Per me è un piatto del cuore: questa ricetta insegnatami dalla mia ex suocera, la insegno oggi ai miei allievi e per mettere in grado chiunque di realizzarlo, occorrono dosi precise e passaggi ben spiegati. Così ho pesato tutti gli ingredienti ed ho segnato i passaggi in tempo reale, così chiunque può farla.

Se vi è piaciuta la ribollita, provate anche la zuppa di farro della Garfagnana, un’altra delle famose minestre toscane.
 
Ingredienti (porzioni 4 persone):
  
500 g di fagioli cannellini secchi
200 g di cipolle rosse
200 g di carote
150 g di coste di sedano
750 g di cavolo cappuccio
300 g di cavolo nero
5 cucchiai in cottura di olio extra vergine di oliva toscano di qualità + 5 per "ribollire"
q.b. sale di Volterra
q.b. Pepe appena macinato
q.b. peperoncino macinato
3 cucchiai di concentrato di pomodoro
q.b. di brodo di cottura dei fagioli
q.b. di pane toscano DOP raffermo di 2 giorni

Istruzioni: 
 
1) La sera prima mettere a bagno i fagioli, in modo che restino in acqua da 8 a 12 ore.
2) Effettuato l’ammollo, risciacquare i fagioli e cuocerli in abbondante acqua.

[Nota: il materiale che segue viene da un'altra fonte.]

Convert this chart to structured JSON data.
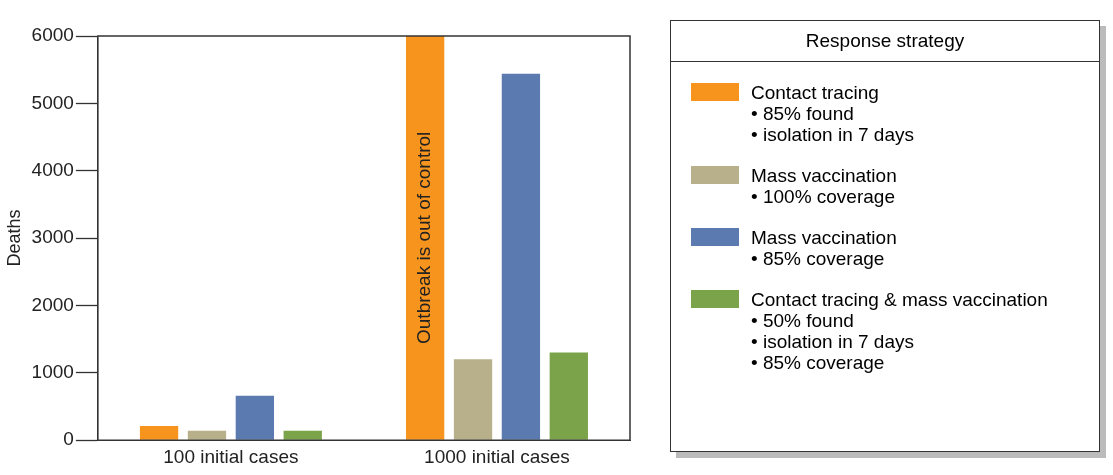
{
  "chart_data": {
    "type": "bar",
    "categories": [
      "100 initial cases",
      "1000 initial cases"
    ],
    "ylabel": "Deaths",
    "ylim": [
      0,
      6000
    ],
    "yticks": [
      0,
      1000,
      2000,
      3000,
      4000,
      5000,
      6000
    ],
    "grid": false,
    "legend": "right",
    "legend_title": "Response strategy",
    "series": [
      {
        "name": "Contact tracing\n• 85% found\n• isolation in 7 days",
        "color": "#f7941d",
        "values": [
          210,
          6000
        ]
      },
      {
        "name": "Mass vaccination\n• 100% coverage",
        "color": "#b8b08a",
        "values": [
          140,
          1200
        ]
      },
      {
        "name": "Mass vaccination\n• 85% coverage",
        "color": "#5b7bb0",
        "values": [
          660,
          5440
        ]
      },
      {
        "name": "Contact tracing & mass vaccination\n• 50% found\n• isolation in 7 days\n• 85% coverage",
        "color": "#7ba34a",
        "values": [
          140,
          1300
        ]
      }
    ],
    "annotations": [
      "Outbreak is out of control"
    ]
  }
}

E’ importante che resti molto brodo per cuocere la zuppa, quindi 500 g di fagioli vanno lessati con 5 litri d’acqua.
3) Quando i fagioli sono cotti, preparare una dadolata (pezzi più grandi di quelli del soffritto, almeno un centimetro di lato) di sedano, carota e cipolla e stufare le verdure in olio extra vergine. Salare e pepare. Quando le verdure sono stufate, aggiungere il concentrato di pomodoro ed il pepe far insaporire.
4) Unire il cavolo cappuccio tagliato a listarelle, farlo appassire e aggiungere un po' di brodo di fagioli. Quando il cavolo è quasi cotto unire metà dei fagioli passati al passa verdure ed il restante brodo, quindi aggiungere il cavolo nero privato della costa centrale e tagliato a pezzetti.

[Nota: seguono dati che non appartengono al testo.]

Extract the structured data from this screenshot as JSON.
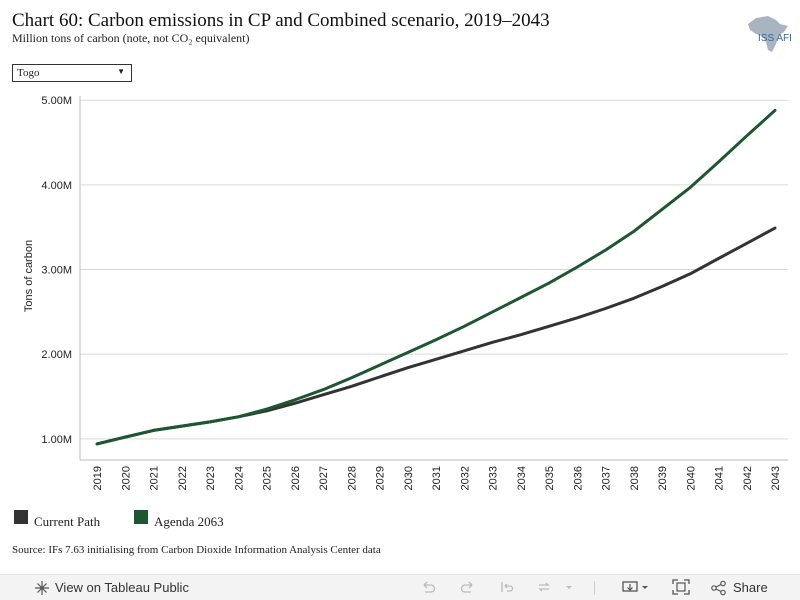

5) Far bollire a fiamma bassa per circa un’ora, finché il brodo non diventa denso e cremoso. Unire i fagioli interi, alla zuppa ed aggiustare di sale e pepe.
6) In una teglia dai bordi alti disporre il pane tagliato a fettine sottili fino ad un terzo della capienza e ricoprire con 2/3 di brodo. Rispettare questo rapporto è fondamentale, se il pane è di più la zuppa risulterà asciutta, se è di meno, risulterà liquida. Appena versato il brodo, la zuppa va livellata perché il pane tende a salire. Coprire con un coperchio e lasciar raffreddare.
7) Il massimo è servirla il giorno dopo (quando è raffreddata va conservata in frigo). Il giorno successivo, riscaldare la zuppa in un tegamino di coccio o di acciaio dal fondo spesso, con abbondante olio extra vergine di oliva. Questa operazione di “bollire di nuovo o ribollire”, dà il nome al piatto. La zuppa di fagioli diventa ribollita il giorno successivo.
8) Si serve con un ulteriore filo d'olio extra vergine d'oliva, e cipollotto fresco. Per decorare si possono usare fagioli cannellini lessati e pomodorini confit.